Y así fue que empezó a inventariar recuerdos. Partiendo del convencimiento de que lo olvidado, lo perdido entre la red alcantarillada de su memoria, jamás podría hacerlo dichoso, decidió tomar cuenta de los momentos que merecía la pena recordar, y prenderlos con chinchetas de colores sobre el acorchado tablero del presente. No existe nada como la memoria, se decía, es como el museo de la propia vida, en la que cada cual se recrea en el cuadro que más le apetece.
Cerró los ojos e intentó comenzar por el principio, por el más lejano de todos sus recuerdos, pero cayó en la cuenta de que los más remotos, aquellos de su infancia inaccesible, solo los conocía a través de la memoria prestada de los demás. Sin embargo no quería renunciar a ellos; a través de la niebla de sus muchos años, entreveía su sonrisa de chicuelo feliz frente a un espejo, la sensación de paz entre altos pinos, algún aroma reencontrado junto a la orilla del mar.
En su mente se entabló una discusión sobre el método a seguir. Si comenzaba por enfrentarse a la nebulosa de su infancia, cuando llegase al presente podrían haberse agrietado sus recuerdos más recientes. Pero si comenzaba por el final, por sus últimos recuerdos, corría el riesgo que acabar olvidando aún más los del inicio. Finalizó intuyendo que, aunque solo fuese por lógica, debía comenzar por el principio. Pero una vez de acuerdo con el método a seguir, y cuando había conseguido recolectar dos o tres de los más precoces, volvió a planteársele otra duda: si tan desmesurado esfuerzo no merecería la pena una constancia física y fehaciente, y así es como llegó a la conclusión de que usaría un sistema mixto de escritura e imagen, para plasmar sus instantes de felicidad: se haría de un fichero. Sí, corriente, convencional, con tarjetas de cartulina rayada, en el anverso de cuyas hojas plasmaría unos párrafos con la descripción de cada momento de felicidad, y al reverso, un dibujo, fotografía –si existía- o imagen alegórica, que se lo hiciese más palpable.

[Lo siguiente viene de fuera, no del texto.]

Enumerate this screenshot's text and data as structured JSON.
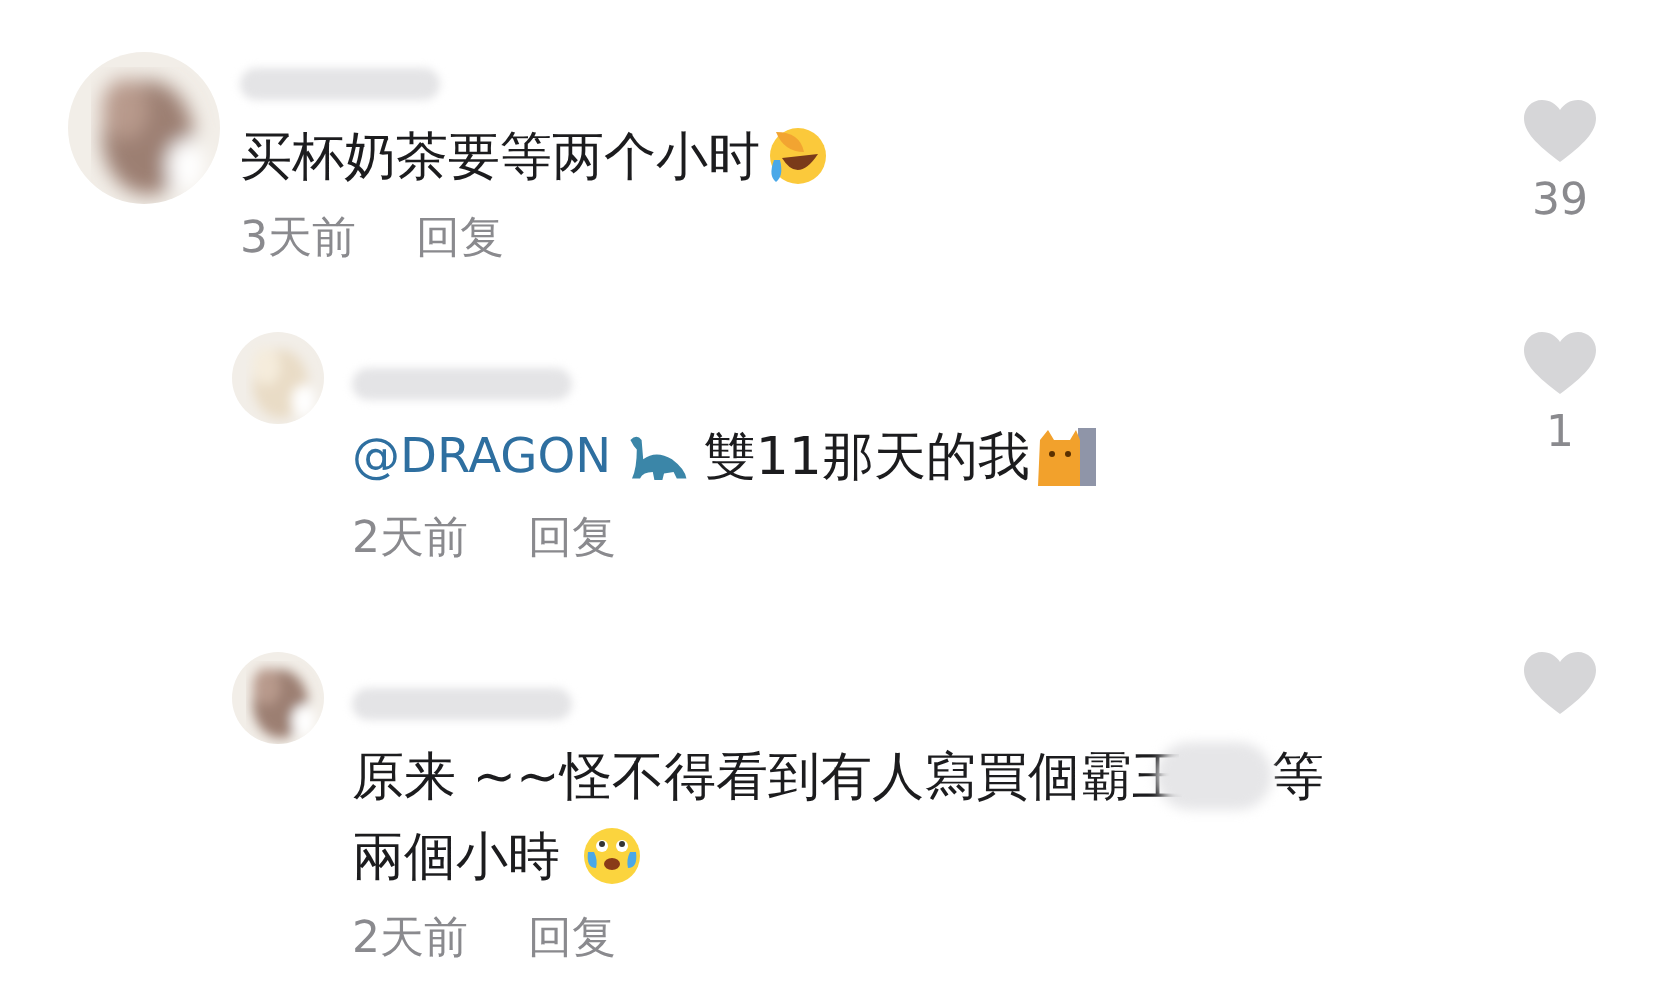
{
  "comments": [
    {
      "kind": "top",
      "avatar": {
        "kind": "picture"
      },
      "lines": [
        [
          {
            "kind": "text",
            "text": "买杯奶茶要等两个小时"
          },
          {
            "kind": "laughing"
          }
        ]
      ],
      "time": "3天前",
      "reply": "回复",
      "likes": "39"
    },
    {
      "kind": "reply",
      "avatar": {
        "kind": "picture"
      },
      "lines": [
        [
          {
            "kind": "mention",
            "text": "@DRAGON"
          },
          {
            "kind": "dinosaur"
          },
          {
            "kind": "text",
            "text": " 雙11那天的我"
          },
          {
            "kind": "cat"
          }
        ]
      ],
      "time": "2天前",
      "reply": "回复",
      "likes": "1"
    },
    {
      "kind": "reply",
      "avatar": {
        "kind": "picture"
      },
      "lines": [
        [
          {
            "kind": "text",
            "text": "原来 ~~怪不得看到有人寫買個霸王"
          },
          {
            "kind": "blur"
          },
          {
            "kind": "text",
            "text": "等"
          }
        ],
        [
          {
            "kind": "text",
            "text": "兩個小時 "
          },
          {
            "kind": "crying"
          }
        ]
      ],
      "time": "2天前",
      "reply": "回复"
    }
  ]
}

Y armado de éstas intenciones, se echó a la calle en busca de una tienda donde adquirir los efectos. Pero no contaba con el sol radiante de la primavera, ni con que hubiesen acabado de florecer los almendros, ni con el olor del césped recién cortado, ni mucho menos, con los ojos grises de aquella mujer. Y acabó resumiendo que aquél proyecto era cosa de inviernos, de días de lluvia, de inhóspita soledad. Y lo olvidó todo.